To respond to these challenges the Scottish Government established an Expert Advisory Panel on the Collaborative Economy in April 2017. Its role was to examine how Scotland could best position itself to take advantage of the opportunities presented by the growth of the collaborative economy, overcome any regulatory, economic and social challenges and ensure consumers (and communities) were protected and empowered in their dealings with this new business offering. Alongside the submissions made by businesses (both traditional and new), trade associations, consumer representatives and other expert stakeholders the Panel wanted to hear the views of the public before they made their final recommendations.

What we did

Involve was commissioned by the Scottish Government to deliver public engagement workshops to complement and inform the work of this Panel. The workshops were designed to explore public perspectives on five topics in order to ‘sense check’ some of the Panel’s emerging conclusions:

  1. What is the public’s overall impressions of the collaborative economy?;
  2. When does providing goods or services through collaborative economy platforms shift from feeling like ‘sharing’ to feeling like the provider is trading or operating a business?;
  3. What are consumer’s understanding, expectations, rights and protections in this emerging marketplace?;
  4. What are the public’s preferred options for regulating standards and competition and/or limiting supply, focussing on the peer-to-peer accommodation sector?;
  5. What should be put in place to protect workers, including the self-employed?.

This engagement work was intended to further inform the Panel’s understanding of consumers’ experience of collaborative economy platforms and their views on the impact of these on both individuals and communities. 

Who was involved

50 members of the public took part in 2 full day workshops (28 in Edinburgh and 22 in Glasgow). Recruitment for the workshops was undertaken by Ipsos MORI Scotland, who also assisted with the facilitation at the events.
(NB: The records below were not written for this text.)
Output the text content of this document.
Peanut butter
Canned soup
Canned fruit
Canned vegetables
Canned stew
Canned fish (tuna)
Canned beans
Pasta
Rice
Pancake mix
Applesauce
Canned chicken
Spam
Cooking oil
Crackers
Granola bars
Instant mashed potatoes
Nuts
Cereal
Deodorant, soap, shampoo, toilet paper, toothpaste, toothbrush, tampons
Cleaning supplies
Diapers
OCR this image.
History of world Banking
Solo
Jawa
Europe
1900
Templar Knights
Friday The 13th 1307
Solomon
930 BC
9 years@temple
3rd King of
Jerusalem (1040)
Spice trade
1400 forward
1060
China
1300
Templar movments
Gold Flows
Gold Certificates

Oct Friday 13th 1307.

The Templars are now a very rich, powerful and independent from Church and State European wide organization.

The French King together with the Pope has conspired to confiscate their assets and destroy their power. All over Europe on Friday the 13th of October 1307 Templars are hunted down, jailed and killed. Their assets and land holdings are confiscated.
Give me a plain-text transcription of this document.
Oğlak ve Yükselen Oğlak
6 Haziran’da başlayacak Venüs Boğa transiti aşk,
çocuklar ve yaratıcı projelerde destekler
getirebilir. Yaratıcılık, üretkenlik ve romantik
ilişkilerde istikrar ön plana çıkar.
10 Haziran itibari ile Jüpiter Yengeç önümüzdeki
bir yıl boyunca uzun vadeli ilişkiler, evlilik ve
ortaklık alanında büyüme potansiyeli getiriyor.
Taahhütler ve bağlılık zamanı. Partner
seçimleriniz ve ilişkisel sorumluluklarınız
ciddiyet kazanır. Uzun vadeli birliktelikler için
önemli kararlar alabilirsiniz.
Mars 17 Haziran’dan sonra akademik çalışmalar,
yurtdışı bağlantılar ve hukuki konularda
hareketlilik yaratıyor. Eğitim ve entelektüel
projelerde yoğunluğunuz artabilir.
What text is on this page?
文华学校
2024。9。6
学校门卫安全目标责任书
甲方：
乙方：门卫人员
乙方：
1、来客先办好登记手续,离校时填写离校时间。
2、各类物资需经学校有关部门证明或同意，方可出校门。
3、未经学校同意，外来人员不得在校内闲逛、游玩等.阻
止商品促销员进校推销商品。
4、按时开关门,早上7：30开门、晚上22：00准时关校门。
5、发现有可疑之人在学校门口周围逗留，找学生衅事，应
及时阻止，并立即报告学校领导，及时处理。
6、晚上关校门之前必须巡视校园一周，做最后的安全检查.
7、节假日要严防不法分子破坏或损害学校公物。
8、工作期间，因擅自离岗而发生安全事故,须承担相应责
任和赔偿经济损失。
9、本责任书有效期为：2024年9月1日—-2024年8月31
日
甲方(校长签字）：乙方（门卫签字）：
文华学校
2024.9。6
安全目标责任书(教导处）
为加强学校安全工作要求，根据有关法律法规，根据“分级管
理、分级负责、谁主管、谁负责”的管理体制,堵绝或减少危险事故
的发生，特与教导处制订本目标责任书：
The participants were recruited to be a mini-public, representative of the population of each city, with the added criteria that they had each engaged with the collaborative economy in some way during the past 12 months. In the workshops we identified that:

  • Over half of the workshop participants had used a peer-to-peer sales platform to both buy or sell goods;
  • Approximately half of the participants had used a peer-to-peer accommodation or transport platform;
  • 16% of participants identified as providers within either the peer-to-peer accommodation or transport sectors;
  • At least 4% indicated that they had provided services through a peer-to-peer household or professional services site.

What was achieved

Overall the engagement process found that participants were very positive about their experience of using peer-to-peer platforms, spontaneously identifying a range of potential benefits to consumers, including convenience, ease, the range of products, value for money and immediacy. They were also generally quite optimistic about the continued growth of this marketplace and the opportunities that this gave individuals to get involved as providers in flexible ways.

They did however also identify a number of areas of potential risk relating to consumers within this market including: redress against fraud or false advertising; misleading reviews; personal safety when you don’t really know who people are when you arrange a transaction; and an overall lack of transparency and consumer understanding about how these platforms work.

It further appeared to be the case that the majority of consumers’, despite being users of these platforms, did not necessarily distinguish between the platform’s role in connecting an independent provider with a consumer and the type of company responsibilities they would expect when using another type of online service.

More details of the findings from this engagement can be found in our report Consumer Perspectives on the Collaborative Economy

Reports

The findings of the workshops were presented to the Panel in October 2017 and published with the papers from this meeting. The Panel’s final report, which was published in November 2017, reflected many of the conclusions drawn out in the workshops.